Whenever any contagious, infectious, or communicable disease affecting domestic animals or live poultry, and especially the disease known as pleuropneumonia, shall be brought into or shall break out in the District of Columbia, it shall be the duty of the Council of said District to take measures to suppress the same promptly and to prevent the same from spreading; and for this purpose the said Council is empowered to order and require that any premises, farm, or farms where such disease exists, or has existed, be put in quarantine; to order all or any animals coming into the District to be detained at any place or places for the purpose of inspection and examination; to prescribe regulations for and to require the destruction of animals or live poultry affected with contagious, infectious, or communicable disease, and for the proper disposition of their hides and carcasses; to prescribe regulations for disinfection, and such other regulations as they may deem necessary to prevent infection or contagion being communicated, and shall report to the Secretary of Agriculture whatever it may do in pursuance of the provisions of this section.
CREDIT(S)
(May 29, 1884, 23 Stat. 33, ch. 60, § 8; Feb. 7, 1928, 45 Stat. 59, ch. 30.)
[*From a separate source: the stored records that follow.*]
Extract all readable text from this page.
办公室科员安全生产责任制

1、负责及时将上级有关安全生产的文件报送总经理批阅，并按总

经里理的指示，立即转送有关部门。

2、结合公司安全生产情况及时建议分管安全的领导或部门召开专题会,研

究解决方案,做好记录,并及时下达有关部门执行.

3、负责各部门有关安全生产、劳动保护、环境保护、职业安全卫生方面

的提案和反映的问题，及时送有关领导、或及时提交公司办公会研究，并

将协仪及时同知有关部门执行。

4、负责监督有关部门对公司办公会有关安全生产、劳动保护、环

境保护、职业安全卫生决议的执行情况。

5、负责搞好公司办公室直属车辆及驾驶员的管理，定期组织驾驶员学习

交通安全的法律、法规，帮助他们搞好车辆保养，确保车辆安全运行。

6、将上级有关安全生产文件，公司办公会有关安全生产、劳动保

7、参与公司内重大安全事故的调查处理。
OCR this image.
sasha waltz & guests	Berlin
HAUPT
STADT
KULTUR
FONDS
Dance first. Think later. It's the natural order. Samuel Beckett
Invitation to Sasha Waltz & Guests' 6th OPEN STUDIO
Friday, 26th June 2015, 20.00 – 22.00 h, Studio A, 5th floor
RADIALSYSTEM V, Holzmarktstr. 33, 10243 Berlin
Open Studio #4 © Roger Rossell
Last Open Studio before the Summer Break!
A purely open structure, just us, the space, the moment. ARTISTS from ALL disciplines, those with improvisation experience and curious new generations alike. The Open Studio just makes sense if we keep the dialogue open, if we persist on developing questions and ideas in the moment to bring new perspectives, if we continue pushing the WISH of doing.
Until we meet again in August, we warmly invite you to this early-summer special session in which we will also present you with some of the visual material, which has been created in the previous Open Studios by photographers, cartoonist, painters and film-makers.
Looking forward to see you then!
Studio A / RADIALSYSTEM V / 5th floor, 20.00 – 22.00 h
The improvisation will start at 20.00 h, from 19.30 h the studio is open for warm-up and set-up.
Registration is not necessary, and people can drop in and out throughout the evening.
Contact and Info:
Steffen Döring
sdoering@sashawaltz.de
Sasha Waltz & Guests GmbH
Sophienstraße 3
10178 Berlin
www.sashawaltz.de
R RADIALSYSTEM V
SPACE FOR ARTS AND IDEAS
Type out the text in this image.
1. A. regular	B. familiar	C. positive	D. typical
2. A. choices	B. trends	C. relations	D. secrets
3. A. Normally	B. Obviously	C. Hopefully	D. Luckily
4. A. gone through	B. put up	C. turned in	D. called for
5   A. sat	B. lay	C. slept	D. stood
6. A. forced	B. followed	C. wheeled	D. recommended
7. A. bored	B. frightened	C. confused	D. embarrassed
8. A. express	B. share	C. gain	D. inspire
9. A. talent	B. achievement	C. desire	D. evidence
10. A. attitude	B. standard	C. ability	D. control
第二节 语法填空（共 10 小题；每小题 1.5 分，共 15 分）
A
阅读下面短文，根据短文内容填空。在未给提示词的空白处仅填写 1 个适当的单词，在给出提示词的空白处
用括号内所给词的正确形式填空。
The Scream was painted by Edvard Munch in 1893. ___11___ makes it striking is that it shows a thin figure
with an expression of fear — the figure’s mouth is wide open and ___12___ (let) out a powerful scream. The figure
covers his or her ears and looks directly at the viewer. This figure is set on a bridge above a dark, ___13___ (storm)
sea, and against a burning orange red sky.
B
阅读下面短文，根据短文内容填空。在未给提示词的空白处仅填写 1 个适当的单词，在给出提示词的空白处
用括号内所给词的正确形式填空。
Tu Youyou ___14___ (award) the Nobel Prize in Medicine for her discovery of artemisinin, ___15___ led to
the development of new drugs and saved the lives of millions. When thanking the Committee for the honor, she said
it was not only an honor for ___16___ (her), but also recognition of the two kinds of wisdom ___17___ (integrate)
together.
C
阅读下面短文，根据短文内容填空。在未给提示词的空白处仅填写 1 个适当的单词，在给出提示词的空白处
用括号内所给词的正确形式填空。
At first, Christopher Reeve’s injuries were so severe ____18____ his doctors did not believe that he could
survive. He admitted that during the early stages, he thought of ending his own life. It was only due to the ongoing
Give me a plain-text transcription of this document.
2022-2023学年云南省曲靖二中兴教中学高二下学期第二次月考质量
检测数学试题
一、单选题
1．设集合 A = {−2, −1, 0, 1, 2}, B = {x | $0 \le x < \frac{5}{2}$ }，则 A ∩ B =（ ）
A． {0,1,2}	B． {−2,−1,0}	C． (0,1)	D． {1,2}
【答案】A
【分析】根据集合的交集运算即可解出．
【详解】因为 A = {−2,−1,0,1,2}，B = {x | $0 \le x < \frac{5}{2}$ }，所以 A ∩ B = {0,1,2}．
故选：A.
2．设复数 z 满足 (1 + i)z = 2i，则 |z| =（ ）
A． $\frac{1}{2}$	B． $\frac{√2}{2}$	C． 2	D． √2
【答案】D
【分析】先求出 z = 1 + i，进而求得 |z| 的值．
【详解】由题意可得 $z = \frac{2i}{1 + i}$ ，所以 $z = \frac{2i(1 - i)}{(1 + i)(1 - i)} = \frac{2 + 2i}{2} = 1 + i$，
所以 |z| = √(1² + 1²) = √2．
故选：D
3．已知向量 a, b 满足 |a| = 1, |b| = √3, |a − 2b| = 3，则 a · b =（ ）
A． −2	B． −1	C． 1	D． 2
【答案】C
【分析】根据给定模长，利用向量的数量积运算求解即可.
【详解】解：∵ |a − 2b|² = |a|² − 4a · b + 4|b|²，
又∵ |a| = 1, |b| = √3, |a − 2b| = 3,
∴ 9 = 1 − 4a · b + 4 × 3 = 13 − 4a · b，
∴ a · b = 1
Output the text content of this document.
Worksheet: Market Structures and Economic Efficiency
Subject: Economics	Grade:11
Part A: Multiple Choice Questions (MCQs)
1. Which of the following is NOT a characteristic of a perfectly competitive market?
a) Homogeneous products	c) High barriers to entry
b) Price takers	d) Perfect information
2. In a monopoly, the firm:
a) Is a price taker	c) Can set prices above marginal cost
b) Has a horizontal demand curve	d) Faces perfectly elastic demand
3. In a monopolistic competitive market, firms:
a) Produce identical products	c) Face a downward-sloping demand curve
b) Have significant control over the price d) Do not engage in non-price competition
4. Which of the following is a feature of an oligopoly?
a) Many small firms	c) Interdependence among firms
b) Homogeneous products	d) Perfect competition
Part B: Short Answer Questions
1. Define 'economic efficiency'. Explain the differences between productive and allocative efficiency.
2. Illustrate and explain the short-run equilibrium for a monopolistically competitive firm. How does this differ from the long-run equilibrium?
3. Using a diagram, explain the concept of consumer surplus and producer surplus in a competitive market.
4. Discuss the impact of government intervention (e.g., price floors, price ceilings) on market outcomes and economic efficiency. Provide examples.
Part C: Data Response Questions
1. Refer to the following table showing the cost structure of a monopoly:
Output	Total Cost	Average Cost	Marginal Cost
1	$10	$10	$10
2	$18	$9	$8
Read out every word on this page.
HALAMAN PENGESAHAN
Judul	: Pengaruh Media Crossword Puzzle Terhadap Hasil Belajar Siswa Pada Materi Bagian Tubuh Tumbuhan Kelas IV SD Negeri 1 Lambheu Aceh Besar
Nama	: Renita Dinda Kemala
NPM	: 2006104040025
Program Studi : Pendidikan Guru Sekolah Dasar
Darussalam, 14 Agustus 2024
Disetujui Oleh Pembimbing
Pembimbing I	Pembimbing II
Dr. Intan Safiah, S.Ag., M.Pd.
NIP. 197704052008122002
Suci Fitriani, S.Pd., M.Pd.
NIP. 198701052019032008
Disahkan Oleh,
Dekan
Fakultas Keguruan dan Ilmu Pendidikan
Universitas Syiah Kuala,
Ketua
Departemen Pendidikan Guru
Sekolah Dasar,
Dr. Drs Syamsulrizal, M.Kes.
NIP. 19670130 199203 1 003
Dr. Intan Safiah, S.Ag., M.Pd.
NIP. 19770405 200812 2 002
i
HISTORICAL AND STATUTORY NOTES
Prior Codifications
1981 Ed., § 1-324.
1973 Ed., § 1-230a.
Change in Government
This section originated at a time when local government powers were delegated to a Board of Commissioners of the District of Columbia (see Acts Relating to the Establishment of the District of Columbia and its Various Forms of Governmental Organization in Volume 1). Section 402(430) of Reorganization Plan No. 3 of 1967 (see Reorganization Plans in Volume 1) transferred all of the functions of the Board of Commissioners under this section to the District of Columbia Council, subject to the right of the Commissioner as provided in § 406 of the Plan. The District of Columbia Self-Government and Governmental Reorganization Act, 87 Stat. 818, § 711 (D.C. Code, § 1-207.11), abolished the District of Columbia Council and the Office of Commissioner of the District of Columbia. These branches of government were replaced by the Council of the District of Columbia and the Office of Mayor of the District of Columbia, respectively. Accordingly, and also pursuant to § 714(a) of such Act (D.C. Code, § 1-207.14(a)), appropriate changes in terminology were made in this section.